One of the largest ships sunk in Australian waters during WWII, the wreck of M/V Limerick lies off the coast of Ballina in New South Wales. Corroding underwater for over 75 years the wreck frequently spills fuel into the surrounding environment with slicks up to 10 km in length recorded.
Working in collaboration with marine scientists at the University of Newcastle, MPF are planning to survey the wreck with small robot submarines (ROVs) to assess its condition, and estimate when its tanks might crack open and release larger amounts of oil.
Through your support, MPF will mobilise a team to travel to the wreck site and gather the data required to begin to proactively manage this polluting wreck.

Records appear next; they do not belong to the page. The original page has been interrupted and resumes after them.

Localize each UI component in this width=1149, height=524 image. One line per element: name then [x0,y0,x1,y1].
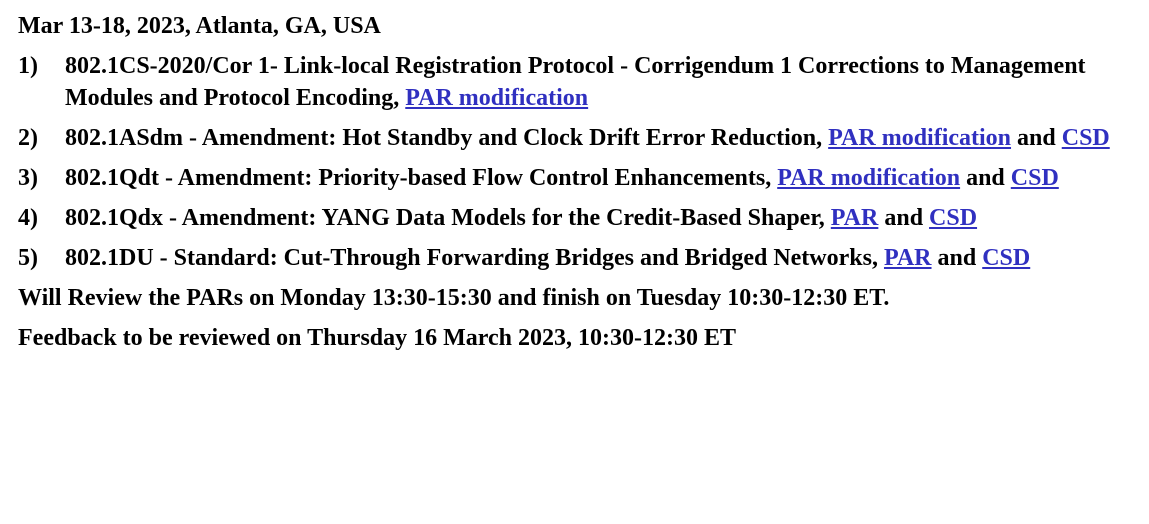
conjunction: and [937,245,977,271]
list-item-content [65,162,1138,194]
csd-link[interactable]: CSD [982,245,1031,271]
list-item-content [65,50,1138,114]
item-text: 802.1Qdt - Amendment: Priority-based Flow Control Enhancements, [65,165,772,191]
list-number: 4) [18,205,38,231]
conjunction: and [884,205,924,231]
par-modification-link[interactable]: PAR modification [828,125,1012,151]
list-item-5 [18,242,1138,274]
list-number: 2) [18,125,38,151]
csd-link[interactable]: CSD [1010,165,1059,191]
review-note: Will Review the PARs on Monday 13:30-15:30 and finish on Tuesday 10:30-12:30 ET. [18,285,890,311]
document-body [18,10,1138,362]
meeting-heading: Mar 13-18, 2023, Atlanta, GA, USA [18,13,381,39]
list-item-4 [18,202,1138,234]
list-number: 1) [18,53,38,79]
feedback-note: Feedback to be reviewed on Thursday 16 March 2023, 10:30-12:30 ET [18,325,736,351]
par-link[interactable]: PAR [883,245,932,271]
csd-link[interactable]: CSD [929,205,978,231]
par-link[interactable]: PAR [830,205,879,231]
list-item-2 [18,122,1138,154]
list-number: 3) [18,165,38,191]
item-text: 802.1Qdx - Amendment: YANG Data Models for the Credit-Based Shaper, [65,205,825,231]
par-modification-link[interactable]: PAR modification [777,165,961,191]
list-item-content [65,122,1138,154]
list-item-1 [18,50,1138,114]
list-item-3 [18,162,1138,194]
list-item-content [65,242,1138,274]
item-text: 802.1CS-2020/Cor 1- Link-local Registration Protocol - Corrigendum 1 Corrections to Management Modules and Protocol Encoding, [65,53,1086,111]
csd-link[interactable]: CSD [1061,125,1110,151]
item-text: 802.1DU - Standard: Cut-Through Forwarding Bridges and Bridged Networks, [65,245,878,271]
list-item-content [65,202,1138,234]
conjunction: and [1017,125,1056,151]
item-text: 802.1ASdm - Amendment: Hot Standby and Clock Drift Error Reduction, [65,125,823,151]
list-number: 5) [18,245,38,271]
conjunction: and [966,165,1005,191]
par-modification-link[interactable]: PAR modification [405,85,589,111]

Recent oil slicks from M/V Limerick, recorded from satellite images. Thanks to CGG SeaScope https://www.cgg.com/geoscience/satellite-mapping/offshore-pollution
MV Limerick leaving port
Normally the ocean current at the Limerick’s position flows southwards. But sometimes it flows north and any spilled oil could obviously end up end on the beautiful beaches of Byron Bay… like on the image on the left, displayed by the excellent Windy.com website on July 11, 2022.
When the East Australian Current is definitely flowing strongly south, an oil slick will come ashore along a longer stretch of coast especially if there is an easterly wind, which is pretty normal. We do not have detailed spill models from experts, but we do have some indicative ones… which indicate serious consequences.
This spill model on the left uses data for the ocean current on 25/9/2022 and assumes
– a 20km/h wind from the southeast for the next week
– a 200 ton spill of heavy fuel oil from the Limerick, leaking over 12 hours.